SIMON TEYSSOU

Le bon matériau au bon endroit

Diplômé de l’École nationale supérieure d’architecture de Clermont-Ferrand, Simon Teyssou exerce principalement dans le centre de l’Hexagone. De l’urbanisme à l’architecture, en passant par le paysage, l’architecte entend travailler à toutes les échelles du territoire. Ses bâtiments rigoureux sont souvent de savants mélanges de matières…

©Julie Teyssou

Vous êtes identifié comme un architecte de la ruralité. Dans quel endroit de France avez-vous passé vos jeunes années ?

Je suis né à Paris d’une mère américaine et d’un père cantalien.
Mes parents se désespéraient de leur habitat dont les fenêtres donnaient sur les huit voies de la RN 20, à Arcueil, en banlieue parisienne. Pour eux, c’était le cauchemar. Ils rêvaient d’habiter la demeure familiale de Saint-Victor dans l’environnement naturel du Cantal, où nous passions nos vacances d’été. Enseignants, ils ont fait une demande de mutation. Nous avons d’abord atterri à Aubusson, puis dans la région qu’ils convoitaient. Je devais avoir six ans lorsque nous avons emménagé dans la maison familiale de Saint- Victor, une commune d’une centaine d’habitants dans le quart sud-ouest du Cantal. Mon arrivée, ainsi que celle de mon frère et de ma soeur, a sauvé l’école : neuf élèves au lieu de six la fréquentaient. L’instituteur enseignait selon la pédagogie Freinet sans le dire à l’Éducation nationale…
Sa femme s’occupait de la cantine et du ramassage scolaire…

Votre adolescence était-elle aussi cantalienne ?

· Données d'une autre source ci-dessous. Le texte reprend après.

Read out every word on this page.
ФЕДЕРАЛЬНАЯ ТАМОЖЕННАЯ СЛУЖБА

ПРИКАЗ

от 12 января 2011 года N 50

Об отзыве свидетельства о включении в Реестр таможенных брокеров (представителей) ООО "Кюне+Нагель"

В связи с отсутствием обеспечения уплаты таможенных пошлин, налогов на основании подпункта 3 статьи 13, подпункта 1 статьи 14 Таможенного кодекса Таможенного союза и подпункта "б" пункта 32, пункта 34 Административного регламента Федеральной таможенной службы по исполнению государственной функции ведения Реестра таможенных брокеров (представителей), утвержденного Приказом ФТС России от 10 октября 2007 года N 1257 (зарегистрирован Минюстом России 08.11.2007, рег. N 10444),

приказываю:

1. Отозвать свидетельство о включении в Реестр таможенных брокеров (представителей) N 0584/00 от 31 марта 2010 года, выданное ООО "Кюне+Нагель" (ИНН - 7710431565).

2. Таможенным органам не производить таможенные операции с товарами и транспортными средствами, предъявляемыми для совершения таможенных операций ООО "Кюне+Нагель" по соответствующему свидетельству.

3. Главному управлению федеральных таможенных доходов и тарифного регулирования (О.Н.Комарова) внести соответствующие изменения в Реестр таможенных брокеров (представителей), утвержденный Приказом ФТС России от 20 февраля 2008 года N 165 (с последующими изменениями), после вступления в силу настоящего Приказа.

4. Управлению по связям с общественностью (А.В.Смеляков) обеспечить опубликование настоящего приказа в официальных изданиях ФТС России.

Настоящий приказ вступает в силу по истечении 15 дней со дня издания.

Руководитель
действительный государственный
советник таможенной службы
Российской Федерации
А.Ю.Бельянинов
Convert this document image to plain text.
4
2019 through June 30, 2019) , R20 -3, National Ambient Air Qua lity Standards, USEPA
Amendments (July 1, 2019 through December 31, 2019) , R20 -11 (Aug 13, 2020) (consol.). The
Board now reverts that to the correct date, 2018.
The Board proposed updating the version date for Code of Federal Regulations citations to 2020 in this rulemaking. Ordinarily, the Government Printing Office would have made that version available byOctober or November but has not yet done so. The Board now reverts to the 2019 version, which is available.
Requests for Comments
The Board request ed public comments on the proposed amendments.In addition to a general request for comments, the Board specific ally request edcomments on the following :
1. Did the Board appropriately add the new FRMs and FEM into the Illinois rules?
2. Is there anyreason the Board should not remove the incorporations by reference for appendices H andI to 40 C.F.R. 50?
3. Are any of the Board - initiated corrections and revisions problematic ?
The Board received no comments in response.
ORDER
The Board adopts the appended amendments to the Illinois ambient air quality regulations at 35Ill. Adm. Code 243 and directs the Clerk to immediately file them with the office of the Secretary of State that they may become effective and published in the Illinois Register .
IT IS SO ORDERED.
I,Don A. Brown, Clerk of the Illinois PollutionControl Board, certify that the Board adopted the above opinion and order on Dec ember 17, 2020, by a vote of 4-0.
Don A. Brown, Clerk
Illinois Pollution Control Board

Je suis allé au collège et au lycée à Aurillac. Puis, à l’âge de 16 ans, je suis parti aux États-Unis pour y suivre une partie de ma scolarité : une période de 14 mois durant laquelle j’habitais chez mes grands-parents maternels. Mais c’est le Cantal qui reste attaché à mes jeunes années. Avec mon frère et ma sœur, nous nous occupions de nos poules, de nos moutons, de nos lapins… Il y avait une ferme de vaches salers à 100 m de chez nous. Nous accourions pour les voir rentrer à l’étable avant la traite. Notre vie rurale, qui était un peu marginale pour l’époque, m’a laissé des souvenirs extraordinaires.
Nous n’avions pas la télévision, ce qui était rare dans les années 1980. Nous lisions beaucoup, nous écoutions de la musique, nous allions au concert et au théâtre à Aurillac.
C’était une existence assez riche, mais exigeante aussi : il fallait couper du bois le week-end pour se chauffer la semaine, travailler au jardin plusieurs heures par jour en juillet pour mériter nos vacances du mois d’août.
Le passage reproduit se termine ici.